Maçaneta.

Todas as maçanetas aqui são colocadas de cabeça pra baixo. A maçaneta embaixo, o buraco da fechadura logo acima, a chave entra com a serrinha pra cima, para abrir você gira no sentido do batente, para fechar gira no sentido contrário.

Quatro anos e ainda não me acostumei.

Da nota de mil

Não vou viver com ninguém. Viverei com o Catete, o Largo do Machado, a Praia de Botafogo e a do Flamengo, não falo das pessoas que lá moram, mas das ruas, das casas, dos chafarizes e das lojas. Há lá coisas esquisitas, mas sei eu se venho achar em Andaraí uma casa de pernas para o ar, por exemplo? Contentemo-nos do que sabemos. Lá os meus pés andam por si. Há ali coisas petrificadas e pessoas imortais (…)

Machado de Assis, “Esaú e Jacó”

Mínimas

– Estão voltando meus superpoderes.
– Agora que meu único meio de comunicação é o email, eu checo a cada 15 segundos quando estou no computador. Quando estou longe do computador consigo mais ou menos manter a compostura.
– Uma garoa fina que só dá vontade de dormir.
– Engraçado ver as pessoas aqui pronunciando "Domingator Cinemator"!

Ou o meu msn, ou o meu yahoo messenger, ou o meu google talk…

Não me condenem por obscura

Mas…

O deus mudança me mostrou o prazo de validade das coisas. Querer por capricho é mau. Interromper o que se gosta por auto-disciplina nunca foi o meu forte.

Dá cá uma garrafa e promete, por favor, que aberta soltará todos os cheiros, diálogos, afagos, barulhos e a cor. Só por um instante. Ben Harper na vitrola, please?

Logun-edé sumiu pros lados da África, bem escondido. Achei agora um canto de Oxum, flagras fáceis da origem do mito.

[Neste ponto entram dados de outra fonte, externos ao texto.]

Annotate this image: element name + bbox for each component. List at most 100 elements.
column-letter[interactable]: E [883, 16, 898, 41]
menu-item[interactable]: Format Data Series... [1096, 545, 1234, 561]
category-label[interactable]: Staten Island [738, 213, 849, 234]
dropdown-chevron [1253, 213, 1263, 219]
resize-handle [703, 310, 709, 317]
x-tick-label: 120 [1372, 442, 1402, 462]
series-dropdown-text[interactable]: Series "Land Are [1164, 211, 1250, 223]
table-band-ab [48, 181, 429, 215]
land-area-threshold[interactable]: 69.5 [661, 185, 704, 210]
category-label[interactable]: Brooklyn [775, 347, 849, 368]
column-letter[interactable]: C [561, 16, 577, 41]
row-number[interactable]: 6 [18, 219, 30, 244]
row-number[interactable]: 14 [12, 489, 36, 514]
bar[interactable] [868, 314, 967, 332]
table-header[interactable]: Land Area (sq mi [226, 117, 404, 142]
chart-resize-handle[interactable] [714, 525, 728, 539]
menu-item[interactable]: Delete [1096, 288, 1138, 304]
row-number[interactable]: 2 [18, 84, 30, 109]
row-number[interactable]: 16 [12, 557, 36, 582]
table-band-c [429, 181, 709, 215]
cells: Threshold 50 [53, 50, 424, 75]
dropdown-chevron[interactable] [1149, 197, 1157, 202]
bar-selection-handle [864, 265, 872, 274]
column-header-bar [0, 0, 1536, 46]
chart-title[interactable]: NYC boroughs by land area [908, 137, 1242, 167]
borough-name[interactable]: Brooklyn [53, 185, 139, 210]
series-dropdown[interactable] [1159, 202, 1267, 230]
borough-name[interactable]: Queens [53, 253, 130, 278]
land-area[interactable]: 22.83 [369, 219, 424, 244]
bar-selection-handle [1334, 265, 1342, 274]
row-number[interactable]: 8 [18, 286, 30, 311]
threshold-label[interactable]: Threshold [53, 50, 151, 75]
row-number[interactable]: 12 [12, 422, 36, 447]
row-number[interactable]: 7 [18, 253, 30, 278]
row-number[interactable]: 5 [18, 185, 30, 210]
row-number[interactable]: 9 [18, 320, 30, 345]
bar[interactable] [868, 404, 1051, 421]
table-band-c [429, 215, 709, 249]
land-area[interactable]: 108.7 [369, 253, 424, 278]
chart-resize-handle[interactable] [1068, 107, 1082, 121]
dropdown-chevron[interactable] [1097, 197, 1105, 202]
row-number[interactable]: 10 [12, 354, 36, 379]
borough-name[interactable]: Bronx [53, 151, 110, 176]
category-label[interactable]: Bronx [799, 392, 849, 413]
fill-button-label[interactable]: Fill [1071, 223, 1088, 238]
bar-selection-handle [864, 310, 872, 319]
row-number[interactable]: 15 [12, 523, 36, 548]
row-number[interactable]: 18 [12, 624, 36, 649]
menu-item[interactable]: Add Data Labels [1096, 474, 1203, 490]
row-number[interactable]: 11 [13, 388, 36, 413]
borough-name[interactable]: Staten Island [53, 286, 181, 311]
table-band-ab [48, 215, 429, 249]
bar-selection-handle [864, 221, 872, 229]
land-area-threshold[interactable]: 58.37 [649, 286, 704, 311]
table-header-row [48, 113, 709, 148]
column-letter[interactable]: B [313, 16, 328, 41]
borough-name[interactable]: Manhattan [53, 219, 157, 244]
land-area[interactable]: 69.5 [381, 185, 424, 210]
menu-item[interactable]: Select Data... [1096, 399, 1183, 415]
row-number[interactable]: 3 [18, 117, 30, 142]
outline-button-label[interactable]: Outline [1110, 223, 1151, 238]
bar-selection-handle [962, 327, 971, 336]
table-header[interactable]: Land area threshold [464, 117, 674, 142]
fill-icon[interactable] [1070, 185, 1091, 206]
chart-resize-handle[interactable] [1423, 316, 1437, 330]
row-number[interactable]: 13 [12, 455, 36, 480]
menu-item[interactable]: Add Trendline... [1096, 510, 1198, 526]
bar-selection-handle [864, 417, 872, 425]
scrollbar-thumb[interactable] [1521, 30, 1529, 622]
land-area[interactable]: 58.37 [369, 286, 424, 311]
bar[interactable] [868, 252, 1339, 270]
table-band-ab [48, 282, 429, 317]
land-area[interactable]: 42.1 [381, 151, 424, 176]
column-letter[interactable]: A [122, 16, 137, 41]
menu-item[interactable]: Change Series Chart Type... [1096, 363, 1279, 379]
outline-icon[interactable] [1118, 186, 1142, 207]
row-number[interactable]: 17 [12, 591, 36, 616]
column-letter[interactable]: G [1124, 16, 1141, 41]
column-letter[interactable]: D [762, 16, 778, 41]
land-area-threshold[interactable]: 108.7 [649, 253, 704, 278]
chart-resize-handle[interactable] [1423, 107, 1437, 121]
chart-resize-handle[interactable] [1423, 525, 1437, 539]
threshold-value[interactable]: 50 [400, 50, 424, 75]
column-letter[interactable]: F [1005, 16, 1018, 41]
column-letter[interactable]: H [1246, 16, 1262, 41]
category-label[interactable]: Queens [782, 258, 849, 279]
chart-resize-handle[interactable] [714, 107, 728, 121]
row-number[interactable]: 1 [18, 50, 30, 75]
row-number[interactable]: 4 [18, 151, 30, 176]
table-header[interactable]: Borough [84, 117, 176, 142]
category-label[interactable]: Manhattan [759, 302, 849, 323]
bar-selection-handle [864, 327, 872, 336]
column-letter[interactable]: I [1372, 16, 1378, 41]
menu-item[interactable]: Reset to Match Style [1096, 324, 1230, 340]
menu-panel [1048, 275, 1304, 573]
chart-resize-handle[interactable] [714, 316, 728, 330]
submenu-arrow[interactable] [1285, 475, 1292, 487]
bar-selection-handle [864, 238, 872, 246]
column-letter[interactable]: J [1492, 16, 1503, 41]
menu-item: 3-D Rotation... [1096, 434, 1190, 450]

O meu blog, estas palavras loucas que ninguém vai entender, às vezes me lembra – só eu com a chave das palavras – daquela faísca no escuro.

A ver se os fantasmas voltam para pelo menos dar notícias. A esperança da bruxa é que, na véspera do seu dia, o canto no meio da madrugada possa evocar o fantasma estranhamente querido.

Oi, Vó.

Entrei no metrô cansada. Linha laranja, linha vermelha, linha verde. Na linha verde olho, olho de novo. Vó Totônia. Os mesmos cabelos, castanho-esbranquiçados, descendo pelas costas num coque que desmanchou. Os mesmos olhos, o mesmo jeito de olhar que a gente vê nas fotos. A saia reta até a canela, o casaquinho por cima da blusa, meias e chinelos de couro. Ainda bem, se eu visse havaianas amarelas ia morrer do coração. Eu já estava ali, com o olhinho raso, tentando não encarar, ela puxa os óculos de leitura e começa a ler jornal. Tinha que ser jornal? Tinha. Tinha que ser o Washington Post com uma foto sem mais tamanho do Einstein na contracapa que estava virada pra mim. Comecei a chorar que nem uma doida. Chegou minha estação, desci, ela desceu, estava andando logo atrás de mim, apertei um pouco o passo, chorando, olhando para trás de vez em quando, vencendo a vontade de falar com ela, falar o quê, meu Deus? “você parece a minha avó!”? Fui para a saída oeste, ela também veio caminhando devagar, cheguei à rua, soluçava, fingi que esperava um carro para vê-la ir na direção do ponto de ônibus. Andei mais, solucei mais, enxuguei os olhos, passou.
Hoje eu vi minha avó no metrô.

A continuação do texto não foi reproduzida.